The range of the arccosine function is $[0, \pi]$. Since you are working in degrees, this corresponds to $[0^\circ, 180^\circ]$. Thus, you can calculate the measure of the obtuse angle $\theta$ whose cosine is $-3/5$ directly since
$$\cos\theta = -\frac{3}{5} \Longrightarrow \theta = \arccos\left(-\frac{3}{5}\right)$$
However, this will not work for sine or tangent since the range of the arcsine function is $\left[-\frac{\pi}{2}, \frac{\pi}{2}\right]$ (or, in degrees, $[-90^\circ, 90^\circ]$) and the range of the arctangent function is $\left(-\frac{\pi}{2}, \frac{\pi}{2}\right)$ (in degrees, $(-90^\circ, 90^\circ))$.
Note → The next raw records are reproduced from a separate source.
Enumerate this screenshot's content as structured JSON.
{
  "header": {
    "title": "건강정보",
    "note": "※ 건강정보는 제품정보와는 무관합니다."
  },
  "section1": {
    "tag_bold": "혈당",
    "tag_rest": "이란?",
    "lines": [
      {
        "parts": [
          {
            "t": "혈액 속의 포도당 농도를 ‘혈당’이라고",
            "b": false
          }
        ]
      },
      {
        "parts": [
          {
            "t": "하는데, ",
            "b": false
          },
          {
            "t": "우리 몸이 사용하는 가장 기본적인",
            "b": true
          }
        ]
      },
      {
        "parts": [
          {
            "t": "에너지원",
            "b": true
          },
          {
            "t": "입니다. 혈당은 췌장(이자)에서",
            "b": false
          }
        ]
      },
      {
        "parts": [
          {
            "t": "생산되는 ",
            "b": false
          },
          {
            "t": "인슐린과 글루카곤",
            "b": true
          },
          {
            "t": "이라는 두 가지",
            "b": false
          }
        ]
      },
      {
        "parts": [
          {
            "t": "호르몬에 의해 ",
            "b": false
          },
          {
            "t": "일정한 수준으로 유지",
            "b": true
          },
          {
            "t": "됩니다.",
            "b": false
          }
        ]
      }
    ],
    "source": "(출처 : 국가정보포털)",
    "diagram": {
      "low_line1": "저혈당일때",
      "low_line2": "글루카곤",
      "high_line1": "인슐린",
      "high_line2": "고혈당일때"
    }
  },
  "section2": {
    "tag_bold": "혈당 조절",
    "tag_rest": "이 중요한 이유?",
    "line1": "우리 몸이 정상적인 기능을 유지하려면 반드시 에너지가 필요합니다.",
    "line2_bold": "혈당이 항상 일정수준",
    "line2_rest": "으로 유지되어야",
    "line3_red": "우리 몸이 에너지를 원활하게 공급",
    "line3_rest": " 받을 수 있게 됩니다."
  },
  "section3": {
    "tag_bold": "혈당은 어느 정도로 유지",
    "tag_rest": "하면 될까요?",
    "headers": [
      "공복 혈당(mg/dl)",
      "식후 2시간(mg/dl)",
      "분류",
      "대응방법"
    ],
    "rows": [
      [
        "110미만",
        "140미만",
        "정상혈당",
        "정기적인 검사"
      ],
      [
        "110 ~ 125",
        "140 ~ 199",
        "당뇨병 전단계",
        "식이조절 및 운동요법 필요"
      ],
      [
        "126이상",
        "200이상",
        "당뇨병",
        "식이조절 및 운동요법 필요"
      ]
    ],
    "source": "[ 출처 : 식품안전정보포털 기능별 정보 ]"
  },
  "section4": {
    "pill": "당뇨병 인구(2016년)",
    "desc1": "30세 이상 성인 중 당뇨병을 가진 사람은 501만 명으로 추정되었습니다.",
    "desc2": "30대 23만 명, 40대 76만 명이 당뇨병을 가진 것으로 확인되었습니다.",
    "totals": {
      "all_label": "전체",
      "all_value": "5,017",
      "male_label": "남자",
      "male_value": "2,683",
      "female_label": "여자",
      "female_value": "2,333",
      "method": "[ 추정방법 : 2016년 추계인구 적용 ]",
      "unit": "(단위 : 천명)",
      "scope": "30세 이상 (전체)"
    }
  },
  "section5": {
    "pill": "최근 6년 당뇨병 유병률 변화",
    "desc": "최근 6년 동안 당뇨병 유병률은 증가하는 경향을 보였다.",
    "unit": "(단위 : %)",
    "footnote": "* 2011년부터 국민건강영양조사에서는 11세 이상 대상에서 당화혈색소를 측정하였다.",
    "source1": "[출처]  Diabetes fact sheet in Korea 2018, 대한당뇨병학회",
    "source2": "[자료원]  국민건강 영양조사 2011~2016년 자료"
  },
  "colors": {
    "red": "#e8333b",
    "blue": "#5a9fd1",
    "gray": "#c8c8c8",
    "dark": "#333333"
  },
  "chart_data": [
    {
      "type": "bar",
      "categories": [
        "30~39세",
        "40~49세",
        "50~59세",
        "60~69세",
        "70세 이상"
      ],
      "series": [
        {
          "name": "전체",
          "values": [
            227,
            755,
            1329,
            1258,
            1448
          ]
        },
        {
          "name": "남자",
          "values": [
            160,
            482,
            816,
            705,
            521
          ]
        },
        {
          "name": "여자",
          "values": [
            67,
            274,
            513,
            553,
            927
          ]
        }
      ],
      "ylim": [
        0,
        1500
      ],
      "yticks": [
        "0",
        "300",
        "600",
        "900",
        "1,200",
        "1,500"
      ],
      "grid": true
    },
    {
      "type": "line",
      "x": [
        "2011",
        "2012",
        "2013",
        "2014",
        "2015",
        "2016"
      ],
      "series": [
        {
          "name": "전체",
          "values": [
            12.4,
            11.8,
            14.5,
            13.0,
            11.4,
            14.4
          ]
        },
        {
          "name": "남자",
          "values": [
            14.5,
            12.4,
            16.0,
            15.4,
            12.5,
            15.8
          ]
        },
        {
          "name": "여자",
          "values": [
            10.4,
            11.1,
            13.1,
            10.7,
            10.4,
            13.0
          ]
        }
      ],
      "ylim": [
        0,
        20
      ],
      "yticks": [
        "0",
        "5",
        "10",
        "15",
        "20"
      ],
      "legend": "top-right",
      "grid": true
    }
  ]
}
For an obtuse angle $\theta$ such that $\sin\theta = \frac{1}{4}$, we draw a right triangle in the second quadrant with opposite side of length $|y| = |1| = 1$, hypotenuse of length $r = 4$, and adjacent side of length $|x| = |-\sqrt{15}| = \sqrt{15}$. The reference triangle we draw in the first-quadrant, has adjacent side of length $\sqrt{15}$, opposite side of length $1$, and hypotenuse of length $4$. The hypotenuse of the reference triangle forms an angle of $180^\circ - \theta$ with the positive $x$-axis, as shown in the diagram. Since the sine function satisfies the property
$$\sin(180^\circ - \theta) = \sin\theta$$
we obtain
$$\sin(180^\circ - \theta) = \frac{1}{4}$$
Moreover, since $\theta$ is an obtuse angle, $180^\circ -\theta$ is an acute angle, so it falls within the range of the arcsine function. Thus,
$$180^\circ - \theta = \arcsin\left(\frac{1}{4}\right)$$
Solving for $\theta$ yields
$$\theta = 180^\circ - \arcsin\left(\frac{1}{4}\right)$$
It would be inconvenient to draw a right triangle for an obtuse angle $\theta$ such that $\sin\theta = 0.7890$. However, we can still use the property that $\sin(180^\circ - \theta) = \sin\theta$ to conclude that
$$\sin(180^\circ - \theta) = 0.7890$$
Since $180^\circ - \theta$ is an acute angle, we obtain
$$180^\circ - \theta = \arcsin(0.7890)$$
Now, solve for $\theta$.
For an obtuse angle $\theta$ such that $\tan\theta = -\frac{6}{11}$, we draw a second-quadrant angle with adjacent side of length $|x| = |-6| = 6$ and opposite side of length $|y| = |11| = 11$. The hypotenuse has length $\sqrt{157}$. The reference triangle in the first-quadrant has adjacent side of length $6$, opposite side of length $11$, and hypotenuse of length $\sqrt{157}$. The angle the hypotenuse of the reference triangle forms with the positive $x$-axis is $180^\circ - \theta$. Since $\theta$ is obtuse, $180^\circ - \theta$ is acute. Since the tangent function has the property that
$$\tan(180^\circ - \theta) = -\tan\theta$$
we obtain
$$\tan(180^\circ - \theta) = -\left(-\frac{6}{11}\right) = \frac{6}{11}$$
Since $180^\circ - \theta$ is an acute angle, it falls within the range of the arctangent function. Thus,
$$180^\circ - \theta = \arctan\left(\frac{6}{11}\right)$$
Solving for $\theta$ yields
$$\theta = 180^\circ - \arctan\left(\frac{6}{11}\right)$$
For the obtuse angle $\theta$ such that $\tan\theta = -3.8522$, we use the property that $\tan(180^\circ - \theta) = -\tan\theta$ to conclude that
$$\tan(180^\circ - \theta) = -(-3.8522) = 3.8522$$
Since $180^\circ - \theta$ is an acute angle,
$$180^\circ - \theta = \arctan(3.8522)$$
Now, solve for $\theta$.